Grep can be very fast for big files. You can run that in a batch for certain time and process the resulting lists (.txt files) after that.

Note that the file could be modified incrementally after a signature, and the last version might not be signed. That would be the actual meaning of "signed".

Anyway, if the file doesn't have a /Sigflags string , it is almost sure that it was never signed.

Note the conforming readers start reading backwards (from the end of the file) because there is the cross-reference table that says where is every object.
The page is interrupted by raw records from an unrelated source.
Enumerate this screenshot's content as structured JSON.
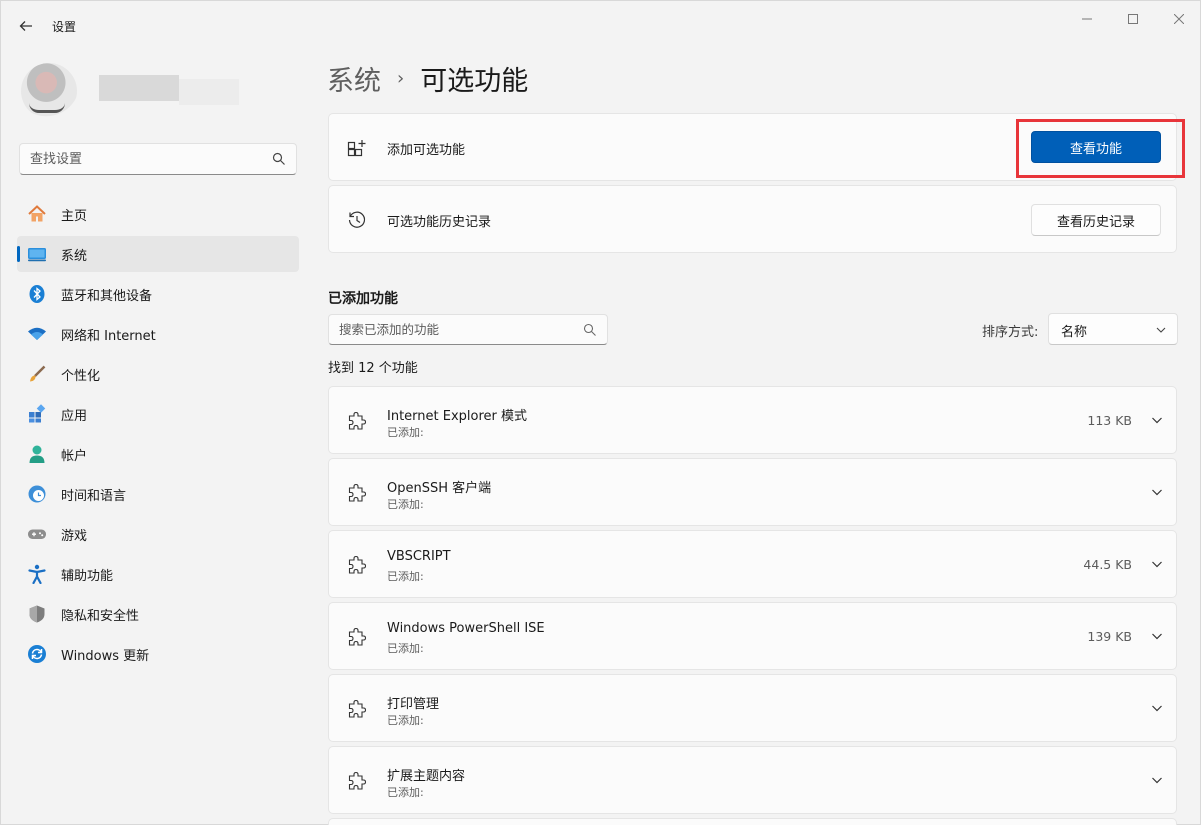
{
  "app": {
    "title": "设置"
  },
  "sidebar": {
    "search_placeholder": "查找设置",
    "items": [
      {
        "label": "主页",
        "icon": "home-icon"
      },
      {
        "label": "系统",
        "icon": "system-icon",
        "active": true
      },
      {
        "label": "蓝牙和其他设备",
        "icon": "bluetooth-icon"
      },
      {
        "label": "网络和 Internet",
        "icon": "wifi-icon"
      },
      {
        "label": "个性化",
        "icon": "brush-icon"
      },
      {
        "label": "应用",
        "icon": "apps-icon"
      },
      {
        "label": "帐户",
        "icon": "account-icon"
      },
      {
        "label": "时间和语言",
        "icon": "clock-globe-icon"
      },
      {
        "label": "游戏",
        "icon": "gamepad-icon"
      },
      {
        "label": "辅助功能",
        "icon": "accessibility-icon"
      },
      {
        "label": "隐私和安全性",
        "icon": "shield-icon"
      },
      {
        "label": "Windows 更新",
        "icon": "update-icon"
      }
    ]
  },
  "breadcrumb": {
    "parent": "系统",
    "separator": "›",
    "current": "可选功能"
  },
  "add_card": {
    "label": "添加可选功能",
    "button": "查看功能"
  },
  "history_card": {
    "label": "可选功能历史记录",
    "button": "查看历史记录"
  },
  "installed": {
    "title": "已添加功能",
    "search_placeholder": "搜索已添加的功能",
    "sort_label": "排序方式:",
    "sort_value": "名称",
    "found_text": "找到 12 个功能",
    "features": [
      {
        "name": "Internet Explorer 模式",
        "status": "已添加:",
        "size": "113 KB"
      },
      {
        "name": "OpenSSH 客户端",
        "status": "已添加:",
        "size": ""
      },
      {
        "name": "VBSCRIPT",
        "status": "已添加:",
        "size": "44.5 KB"
      },
      {
        "name": "Windows PowerShell ISE",
        "status": "已添加:",
        "size": "139 KB"
      },
      {
        "name": "打印管理",
        "status": "已添加:",
        "size": ""
      },
      {
        "name": "扩展主题内容",
        "status": "已添加:",
        "size": ""
      }
    ]
  },
  "colors": {
    "accent": "#005fb8",
    "highlight": "#e8353a",
    "nav_indicator": "#0067c0"
  }
}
I advice you to use peepdf to check the inner structure of the file. It supports executing it commands over the file. For example:

 $ peepdf -C "search /SigFlags" signed.pdf 

   [6]

  $ peepdf -C "search /SigFlags" non-signed.pdf 

    Not found!!

But I have not tested the performance of that. You can use it to browse over the internal structure of the PDF an learn from the PDF v1.7 Reference. Check for the Annexs with PDF examples there.

Upvotes: 5

Patrick Gallot
Patrick Gallot

Reputation: 625

You are going to want to use a PDF Library rather than trying to implement this all yourself, otherwise you will get bogged down with handling the variations of Linearized documents, Filters, Incremental updates, object streams, cross-reference streams, and more.

With regards to reference material; per my cursory search, it looks like Adobe is no longer providing its version of the ISO 32000:2008 specification to any and all, though that specification is mainly a translation of the PDF v1.7 Reference manual to ISO-conforming language.

So assuming the PDF v1.7 Reference, the most relevant sections are going to be 8.7 (Digital Signatures), 3.6.1 (Document Catalog), and 8.6 (Interactive Forms).

The basic process is going to be:

  1. Read the Document Catalog for 'Perms' and 'AcroForm' entries.
  2. Read the 'Perms' dictionary for 'DocMDP','UR', or 'UR3' entries. If these entries exist, In all likelyhood, you have either a certified document or a Reader-enabled document.
  3. Read the 'AcroForm' entry; (make sure that you do not have an 'XFA' entry, because in the words of Fraizer from Porgy and Bess: Dat's a complication!). You basically want to first check if there is an (optional) 'SigFlags' entry, in which case a non-zero value would indicate that there is a signature in the Fields Array. Otherwise, you need to walk each entry of the 'Fields' Array looking for a field dictionary with an 'FT' (Field Type) entry set to 'Sig' (signature), with a 'V' (Value) entry that is not null.

Using a PDF library that can use the document's cross-reference table to navigate you to the right indirect objects should be faster and less resource-intensive than a brute-force search of the document for a certificate.